Lorenzo GLORIE: DPP4 beyond glucose homeostasis: attenuation of acute kidney injury and diabetic bone loss through DPP4 inhibition
Promotors: Patrick D’Haese, Anja Verhulst
DPP4 is an exopeptidase with an important role in protein regulation. It is ubiquitously expressed and can be found on the cellular membrane but also roaming free in the circulation. The substrates of DPP4, a growing list of peptides, have important roles in glucose metabolism (incretins) as well as in neurological and immunological mechanisms. DPP4 inhibitors were developed as a treatment to improve glucose tolerance in type 2 diabetic patients, as they increase the half-life of incretins.
Inhibition of DPP4 exhibits protective effects on ischemic cardiomyopathy and lung injury, associated with anti-inflammatory, anti-oxidative and anti-apoptotic activities. As DPP4 and its substrates are also expressed in the kidney, the potentially therapeutic effect of DPP4 inhibition with vildagliptin in ischemic acute kidney injury was studied in rats undergoing unilateral renal ischemia. DPP4 inhibition resulted in a significant decrease of serum creatinine compared to saline treated animals. Tubular morphology revealed significantly reduced tubular necrosis after vildagliptin treatment indicating a functional protection against ischemia reperfusion injury. DPP4 inhibition also decreased apoptosis and resulted in anti-inflammatory and anti-oxidative effects. DPP4 as well as many DPP4 substrate receptors are also expressed on the surface of active bone cells, and some DPP4 substrates are directly released from active bone cells and surrounding nerve fibers. Some DPP4 substrates are known to positively affect bone metabolism. Menopause and diabetic hyperglycemia are both associated an increased fracture rate combined with increased DPP4 activity. In a model of ovariectomy, the effect of DPP4 inhibition with sitagliptin was assessed on the pathophysiological development of osteoporosis. Only a minor effect was observed in the early phase after ovariectomy. The effect was also studied in a rat model of streptozotocin-induced diabetes. Trabecular bone loss, decrease in trabecular number, and increase in trabecular spacing were found to be attenuated through sitagliptin treatment in diabetic rats.

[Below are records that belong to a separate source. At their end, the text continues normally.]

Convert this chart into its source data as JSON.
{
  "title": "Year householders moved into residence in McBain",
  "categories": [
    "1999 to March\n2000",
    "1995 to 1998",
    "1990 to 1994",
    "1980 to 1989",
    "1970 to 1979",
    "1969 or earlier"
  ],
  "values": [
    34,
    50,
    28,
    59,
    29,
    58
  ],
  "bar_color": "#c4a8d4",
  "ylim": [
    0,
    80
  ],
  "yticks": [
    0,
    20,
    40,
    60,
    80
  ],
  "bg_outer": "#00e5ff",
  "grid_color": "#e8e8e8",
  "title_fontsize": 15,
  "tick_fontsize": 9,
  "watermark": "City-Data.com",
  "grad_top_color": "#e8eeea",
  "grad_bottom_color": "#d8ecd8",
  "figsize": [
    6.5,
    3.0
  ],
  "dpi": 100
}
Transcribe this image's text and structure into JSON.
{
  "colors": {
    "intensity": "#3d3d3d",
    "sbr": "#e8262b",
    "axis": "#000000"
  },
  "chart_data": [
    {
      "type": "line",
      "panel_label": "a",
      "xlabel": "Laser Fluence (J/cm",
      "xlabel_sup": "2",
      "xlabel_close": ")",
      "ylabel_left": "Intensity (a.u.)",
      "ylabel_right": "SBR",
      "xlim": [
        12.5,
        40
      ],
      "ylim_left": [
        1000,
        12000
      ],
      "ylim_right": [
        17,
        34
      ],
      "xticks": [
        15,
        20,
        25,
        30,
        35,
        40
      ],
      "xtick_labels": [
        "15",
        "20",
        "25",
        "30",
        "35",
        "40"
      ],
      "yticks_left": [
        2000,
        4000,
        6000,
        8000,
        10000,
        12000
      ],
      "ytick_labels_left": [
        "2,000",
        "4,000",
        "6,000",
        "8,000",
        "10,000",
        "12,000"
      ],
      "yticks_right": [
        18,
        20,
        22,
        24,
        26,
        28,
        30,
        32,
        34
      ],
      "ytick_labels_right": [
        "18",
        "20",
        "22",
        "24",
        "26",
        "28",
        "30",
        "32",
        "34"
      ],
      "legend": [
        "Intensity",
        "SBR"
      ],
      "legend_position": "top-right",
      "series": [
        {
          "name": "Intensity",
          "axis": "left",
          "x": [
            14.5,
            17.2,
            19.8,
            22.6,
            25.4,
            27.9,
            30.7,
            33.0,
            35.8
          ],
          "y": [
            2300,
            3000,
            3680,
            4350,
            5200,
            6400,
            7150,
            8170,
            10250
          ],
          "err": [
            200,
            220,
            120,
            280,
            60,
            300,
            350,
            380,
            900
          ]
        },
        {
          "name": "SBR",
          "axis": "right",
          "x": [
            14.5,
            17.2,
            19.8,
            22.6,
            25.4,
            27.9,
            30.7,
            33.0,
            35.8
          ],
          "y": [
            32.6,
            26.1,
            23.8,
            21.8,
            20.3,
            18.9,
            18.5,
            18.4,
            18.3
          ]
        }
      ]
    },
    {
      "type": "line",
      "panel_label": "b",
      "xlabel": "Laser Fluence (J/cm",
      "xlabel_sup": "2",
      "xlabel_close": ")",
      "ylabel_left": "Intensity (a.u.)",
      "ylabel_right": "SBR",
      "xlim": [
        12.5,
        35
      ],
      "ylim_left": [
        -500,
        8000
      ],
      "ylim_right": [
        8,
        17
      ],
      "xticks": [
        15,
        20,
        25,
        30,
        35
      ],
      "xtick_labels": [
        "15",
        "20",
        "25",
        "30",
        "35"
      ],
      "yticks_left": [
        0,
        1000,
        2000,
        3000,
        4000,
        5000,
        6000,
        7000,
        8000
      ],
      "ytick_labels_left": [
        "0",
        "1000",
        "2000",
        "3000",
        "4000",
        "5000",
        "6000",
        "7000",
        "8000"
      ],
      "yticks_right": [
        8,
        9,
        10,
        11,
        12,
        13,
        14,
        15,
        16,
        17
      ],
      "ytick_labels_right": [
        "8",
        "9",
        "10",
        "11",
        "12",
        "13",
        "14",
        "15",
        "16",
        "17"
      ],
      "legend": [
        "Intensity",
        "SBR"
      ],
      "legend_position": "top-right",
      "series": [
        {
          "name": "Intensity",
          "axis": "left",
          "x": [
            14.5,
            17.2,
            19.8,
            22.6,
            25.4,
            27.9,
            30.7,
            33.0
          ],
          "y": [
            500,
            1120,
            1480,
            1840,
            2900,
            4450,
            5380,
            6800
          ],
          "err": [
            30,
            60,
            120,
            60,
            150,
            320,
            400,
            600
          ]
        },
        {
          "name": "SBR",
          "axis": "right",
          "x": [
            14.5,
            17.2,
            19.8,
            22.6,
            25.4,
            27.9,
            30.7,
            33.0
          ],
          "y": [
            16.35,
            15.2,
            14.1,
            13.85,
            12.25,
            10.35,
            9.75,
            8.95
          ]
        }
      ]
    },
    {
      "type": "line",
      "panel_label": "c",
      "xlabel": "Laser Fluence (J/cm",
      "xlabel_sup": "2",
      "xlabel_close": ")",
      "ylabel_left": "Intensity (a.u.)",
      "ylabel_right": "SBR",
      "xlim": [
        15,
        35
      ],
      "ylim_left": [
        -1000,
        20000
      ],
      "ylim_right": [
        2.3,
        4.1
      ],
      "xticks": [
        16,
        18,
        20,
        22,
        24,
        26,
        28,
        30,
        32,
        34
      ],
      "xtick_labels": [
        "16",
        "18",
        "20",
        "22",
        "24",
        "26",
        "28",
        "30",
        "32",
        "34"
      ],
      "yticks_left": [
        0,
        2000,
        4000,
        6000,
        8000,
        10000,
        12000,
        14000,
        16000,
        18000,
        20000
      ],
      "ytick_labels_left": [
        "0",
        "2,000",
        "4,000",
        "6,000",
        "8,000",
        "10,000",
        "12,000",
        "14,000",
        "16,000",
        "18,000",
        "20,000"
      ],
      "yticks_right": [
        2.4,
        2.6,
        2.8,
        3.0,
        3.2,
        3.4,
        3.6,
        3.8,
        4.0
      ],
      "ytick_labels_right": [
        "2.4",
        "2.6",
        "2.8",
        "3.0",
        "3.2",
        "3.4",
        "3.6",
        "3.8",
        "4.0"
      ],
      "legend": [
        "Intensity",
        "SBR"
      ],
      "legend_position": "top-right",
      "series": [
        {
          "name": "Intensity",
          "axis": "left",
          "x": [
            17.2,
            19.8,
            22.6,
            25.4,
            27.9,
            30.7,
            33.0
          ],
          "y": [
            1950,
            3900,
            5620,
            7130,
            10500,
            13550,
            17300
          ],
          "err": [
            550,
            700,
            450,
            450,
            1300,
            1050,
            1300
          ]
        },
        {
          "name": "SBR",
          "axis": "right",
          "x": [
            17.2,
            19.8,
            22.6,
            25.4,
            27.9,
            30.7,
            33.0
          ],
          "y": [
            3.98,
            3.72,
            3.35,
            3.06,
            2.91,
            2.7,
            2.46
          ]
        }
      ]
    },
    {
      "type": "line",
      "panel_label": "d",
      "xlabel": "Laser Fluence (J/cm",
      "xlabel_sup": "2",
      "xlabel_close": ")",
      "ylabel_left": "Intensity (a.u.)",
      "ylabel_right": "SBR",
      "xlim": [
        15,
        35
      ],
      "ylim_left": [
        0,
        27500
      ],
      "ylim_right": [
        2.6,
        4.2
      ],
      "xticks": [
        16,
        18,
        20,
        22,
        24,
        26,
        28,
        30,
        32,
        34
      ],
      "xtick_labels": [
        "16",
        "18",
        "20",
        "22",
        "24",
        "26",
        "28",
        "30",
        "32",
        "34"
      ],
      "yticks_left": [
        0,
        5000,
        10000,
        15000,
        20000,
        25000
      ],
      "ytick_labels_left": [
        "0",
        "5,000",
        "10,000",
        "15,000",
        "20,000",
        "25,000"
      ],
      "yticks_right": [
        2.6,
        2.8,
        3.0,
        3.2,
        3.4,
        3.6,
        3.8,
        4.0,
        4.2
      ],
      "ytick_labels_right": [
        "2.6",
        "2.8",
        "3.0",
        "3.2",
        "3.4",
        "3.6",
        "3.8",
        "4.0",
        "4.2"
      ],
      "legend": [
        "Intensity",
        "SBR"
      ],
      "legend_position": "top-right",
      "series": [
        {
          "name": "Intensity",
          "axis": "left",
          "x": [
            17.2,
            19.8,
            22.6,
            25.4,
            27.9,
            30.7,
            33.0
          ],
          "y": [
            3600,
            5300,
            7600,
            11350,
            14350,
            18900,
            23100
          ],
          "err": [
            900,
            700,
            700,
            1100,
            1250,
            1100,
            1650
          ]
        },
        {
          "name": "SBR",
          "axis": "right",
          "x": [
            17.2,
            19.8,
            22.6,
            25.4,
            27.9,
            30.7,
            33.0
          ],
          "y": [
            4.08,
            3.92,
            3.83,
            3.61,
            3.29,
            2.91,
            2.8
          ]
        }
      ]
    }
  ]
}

Sitagliptin also prevented cortical bone growth stagnation in diabetic rats, resulting in stronger femora. Effects were independent of glycemic management and associated with a decrease of resorption markers. These results open perspectives for the application of DPP4 inhibitors in future scientific research, and show their potential for further therapeutic development.